MILLTOWN – Former Mayor Gloria Bradford spent 13 years as the voice of the borough.
“She was the first woman mayor, very independent and strong,” her daughter Diane Salkeld said as she described her mother.
Now Salkeld is the voice for her mother, who is suffering from dementia and lives in an assisted long-term care (LTC) facility. Bradford has spent the year – like so many in LTC facilities – battling isolation and separation from family and friends due to the novel coronavirus pandemic.
Salkeld, along with Family Advocate Care Experience (FACE NJ) for Seniors, a group of 1,000-plus family members of residents in LTC communities in New Jersey, is raising awareness of the life-threatening effects of isolation and demanding a new visitation policy by the New Jersey Department of Health (DOH) to allow safe, in-room caregiving visits by family members immediately.
The group held an email writing campaign effort on Feb. 28 calling on Gov. Phil Murphy, DOH Commissioner Judith Persichilli and state senators and assembly members to address their concerns.
“It’s been a year, it’s time,” Salkeld said. “We’ve been patient. We feel it’s time with all the vaccinations.”
As a result of vaccinations rolling out across all LTC facilities in the state, FACE NJ is asking “What’s The Plan?” and demanding a clear state mandate that allows family caregiving visits in all New Jersey care communities given the vaccination rollout, which began on Dec. 28.
“Residents in LTC communities are failing to thrive and are rapidly declining from one year of isolation,” said Bill Borrelle, founder of FACE NJ. “While the vaccines give us hope that visitation restrictions will change, thousands of vaccinated residents still sit in isolation with no social interaction or essential caregiving from their families. We are asking the NJ DOH for a plan.”
FACE NJ is in the midst of a week-long series of events throughout the state to mark the one-year anniversary of policy that has required LTC residents across the nation to live in isolation, separated from their families.
One part of the overall effort has been a Traveling Sign Campaign – #IsolationKillsToo – that moved over 300 signs, en masse, to various locations across the state to highlight the debilitating effects of isolation on those in LTC communities including cognitive decline, physical deterioration, weight loss, anxiety, depression and “failure to thrive.”
“The signs have names of people who are in isolation now,” said Ginger Vukas, of Randolph, who shared her mom, Virginia Ross, lives in a LTC facility in Warren. “I love the place she is at … all we are asking for is a change in guidelines post-vaccinations. Family is essential to the physical and emotional care giving of their loved ones.”

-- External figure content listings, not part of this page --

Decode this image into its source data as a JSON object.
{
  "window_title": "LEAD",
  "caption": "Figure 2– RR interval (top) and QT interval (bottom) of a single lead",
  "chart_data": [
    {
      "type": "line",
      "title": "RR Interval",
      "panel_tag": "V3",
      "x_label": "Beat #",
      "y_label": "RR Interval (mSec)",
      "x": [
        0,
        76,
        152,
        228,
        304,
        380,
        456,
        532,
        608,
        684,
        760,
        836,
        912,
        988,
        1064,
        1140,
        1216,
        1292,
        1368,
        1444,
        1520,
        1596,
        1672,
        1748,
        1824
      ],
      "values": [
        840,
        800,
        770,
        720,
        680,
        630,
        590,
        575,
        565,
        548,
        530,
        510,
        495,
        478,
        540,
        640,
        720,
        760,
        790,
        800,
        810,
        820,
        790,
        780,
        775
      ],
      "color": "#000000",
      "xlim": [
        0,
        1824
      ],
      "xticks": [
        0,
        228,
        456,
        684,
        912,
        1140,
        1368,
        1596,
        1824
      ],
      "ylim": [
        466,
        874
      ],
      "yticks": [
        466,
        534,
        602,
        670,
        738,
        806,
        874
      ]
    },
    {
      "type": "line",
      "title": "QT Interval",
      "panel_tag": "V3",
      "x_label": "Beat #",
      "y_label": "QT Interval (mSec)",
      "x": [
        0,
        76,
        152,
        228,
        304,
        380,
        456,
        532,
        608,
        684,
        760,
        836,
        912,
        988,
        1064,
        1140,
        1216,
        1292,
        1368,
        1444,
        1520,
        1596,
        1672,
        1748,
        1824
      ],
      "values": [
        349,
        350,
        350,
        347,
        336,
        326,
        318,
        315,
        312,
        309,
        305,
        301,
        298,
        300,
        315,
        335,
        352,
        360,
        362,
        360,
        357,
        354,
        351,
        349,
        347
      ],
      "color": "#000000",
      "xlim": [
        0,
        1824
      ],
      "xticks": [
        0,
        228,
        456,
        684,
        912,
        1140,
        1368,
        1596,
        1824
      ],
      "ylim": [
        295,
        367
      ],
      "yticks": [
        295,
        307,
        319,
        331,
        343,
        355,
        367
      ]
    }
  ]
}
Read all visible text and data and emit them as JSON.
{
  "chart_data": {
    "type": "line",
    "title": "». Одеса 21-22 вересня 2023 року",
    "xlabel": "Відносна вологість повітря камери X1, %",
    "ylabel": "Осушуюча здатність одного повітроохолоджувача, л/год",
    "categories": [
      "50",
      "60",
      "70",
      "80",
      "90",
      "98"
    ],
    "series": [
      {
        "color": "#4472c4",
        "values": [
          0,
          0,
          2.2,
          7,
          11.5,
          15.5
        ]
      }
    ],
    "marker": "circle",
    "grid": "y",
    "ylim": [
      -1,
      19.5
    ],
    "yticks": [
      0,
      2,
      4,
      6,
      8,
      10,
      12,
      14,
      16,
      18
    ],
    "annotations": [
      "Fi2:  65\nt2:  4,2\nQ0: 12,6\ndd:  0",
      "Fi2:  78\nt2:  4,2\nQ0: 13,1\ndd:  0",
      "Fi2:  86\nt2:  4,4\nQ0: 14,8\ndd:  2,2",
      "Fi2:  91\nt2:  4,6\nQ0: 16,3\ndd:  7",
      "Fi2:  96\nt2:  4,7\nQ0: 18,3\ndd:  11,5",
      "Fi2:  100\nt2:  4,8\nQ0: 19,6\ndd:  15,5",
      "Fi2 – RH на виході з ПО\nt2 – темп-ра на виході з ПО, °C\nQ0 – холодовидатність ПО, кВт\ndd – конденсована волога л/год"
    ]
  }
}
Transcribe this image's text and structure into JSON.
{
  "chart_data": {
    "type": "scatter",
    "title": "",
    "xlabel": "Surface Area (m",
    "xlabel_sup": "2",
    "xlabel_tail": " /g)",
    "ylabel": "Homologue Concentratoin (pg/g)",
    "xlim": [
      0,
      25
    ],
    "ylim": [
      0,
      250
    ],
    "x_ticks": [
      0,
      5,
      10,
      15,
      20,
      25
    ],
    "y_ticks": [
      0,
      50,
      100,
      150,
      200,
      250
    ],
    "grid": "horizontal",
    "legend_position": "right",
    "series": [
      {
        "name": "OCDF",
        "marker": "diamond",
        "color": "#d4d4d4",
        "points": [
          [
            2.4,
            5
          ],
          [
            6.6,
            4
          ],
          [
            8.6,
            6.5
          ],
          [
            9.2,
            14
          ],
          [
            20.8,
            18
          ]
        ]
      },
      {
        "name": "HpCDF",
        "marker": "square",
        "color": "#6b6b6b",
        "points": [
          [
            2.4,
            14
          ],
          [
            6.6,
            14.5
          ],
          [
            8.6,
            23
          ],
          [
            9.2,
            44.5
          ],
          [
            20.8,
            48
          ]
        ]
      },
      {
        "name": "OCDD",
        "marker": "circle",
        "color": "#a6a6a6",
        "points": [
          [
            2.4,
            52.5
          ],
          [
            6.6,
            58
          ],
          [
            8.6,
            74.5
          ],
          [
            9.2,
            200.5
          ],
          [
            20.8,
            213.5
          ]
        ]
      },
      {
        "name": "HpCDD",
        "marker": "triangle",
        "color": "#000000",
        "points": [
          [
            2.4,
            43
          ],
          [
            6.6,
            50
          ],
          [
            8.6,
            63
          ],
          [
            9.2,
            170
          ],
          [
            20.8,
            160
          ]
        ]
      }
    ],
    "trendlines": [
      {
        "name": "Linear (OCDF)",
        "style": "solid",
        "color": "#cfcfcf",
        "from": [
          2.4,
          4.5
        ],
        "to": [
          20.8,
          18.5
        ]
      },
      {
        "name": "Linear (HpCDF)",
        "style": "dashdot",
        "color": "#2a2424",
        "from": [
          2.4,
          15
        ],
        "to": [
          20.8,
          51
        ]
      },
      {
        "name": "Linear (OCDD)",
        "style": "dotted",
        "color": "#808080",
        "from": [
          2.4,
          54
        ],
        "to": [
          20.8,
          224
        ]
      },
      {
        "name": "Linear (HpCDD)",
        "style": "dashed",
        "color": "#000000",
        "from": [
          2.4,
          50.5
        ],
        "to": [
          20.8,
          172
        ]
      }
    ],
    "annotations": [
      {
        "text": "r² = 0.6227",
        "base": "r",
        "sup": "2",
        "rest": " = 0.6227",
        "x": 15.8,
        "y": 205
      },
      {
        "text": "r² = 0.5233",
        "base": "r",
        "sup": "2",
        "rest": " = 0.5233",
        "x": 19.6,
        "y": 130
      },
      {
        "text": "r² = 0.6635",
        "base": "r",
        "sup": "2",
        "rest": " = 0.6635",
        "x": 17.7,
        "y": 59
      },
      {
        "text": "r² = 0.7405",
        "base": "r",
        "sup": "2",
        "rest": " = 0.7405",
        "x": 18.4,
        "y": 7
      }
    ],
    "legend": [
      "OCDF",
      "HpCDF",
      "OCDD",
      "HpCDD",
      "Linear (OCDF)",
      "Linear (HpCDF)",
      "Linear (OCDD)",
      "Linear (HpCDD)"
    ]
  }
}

Vukas said very few changes have been made with visitations at LTC facilities as the state is opening up. She said visits are limited with loved ones and do not include in-room visitations.
Many of the signs had names of loved ones and some had “Mom,” “Dad,” “Pop,” “Grandma” and “Pop and Grams,” to name a few.
One of the key locations for the traveling sign display was Gloria Bradford Borough Park in Milltown on March 9. The signs stayed erected through March 11 before moving to its next location.
Gloria Bradford Borough Park is named in honor of Bradford, who was the longest serving mayor in the borough’s history from 1999 to 2012. Bradford, a lifelong resident of the borough, had a long history of devoted service to her community and made enormous strides for women in politics. She was decades ahead of her time – the first woman to run for and elected to the Milltown Borough Council, the first woman elected as mayor of Milltown and the longest serving mayor in the borough’s history at 13 years.
In addition, Bradford also had a 32-year career at Johnson & Johnson and held many volunteer hats in the community including president of the Milltown Public Schools Parent Teacher Association, president of the Milltown Fire Department Auxiliary, president of St Paul’s Consistory, a Girl Scout leader, a Cub Scout den mother and Sunday School teacher.
Her family includes her daughter Diane, her son Alan Bradford, three grandchildren and one great-grandchild.
Other events include a peaceful gathering in front of the War Memorial in Trenton at 11 a.m. on March 12. Family members will speak about their personal experiences.
The next day at noon on March 13 family members will gather on the beach at Seven Presidents Oceanfront Park in Long Branch to honor those family members who have died of COVID in isolation in LTC communities throughout the state. Names of loved ones will be read out loud, flowers will be placed by a wreath, music will be played and the wreath will be tossed out to sea.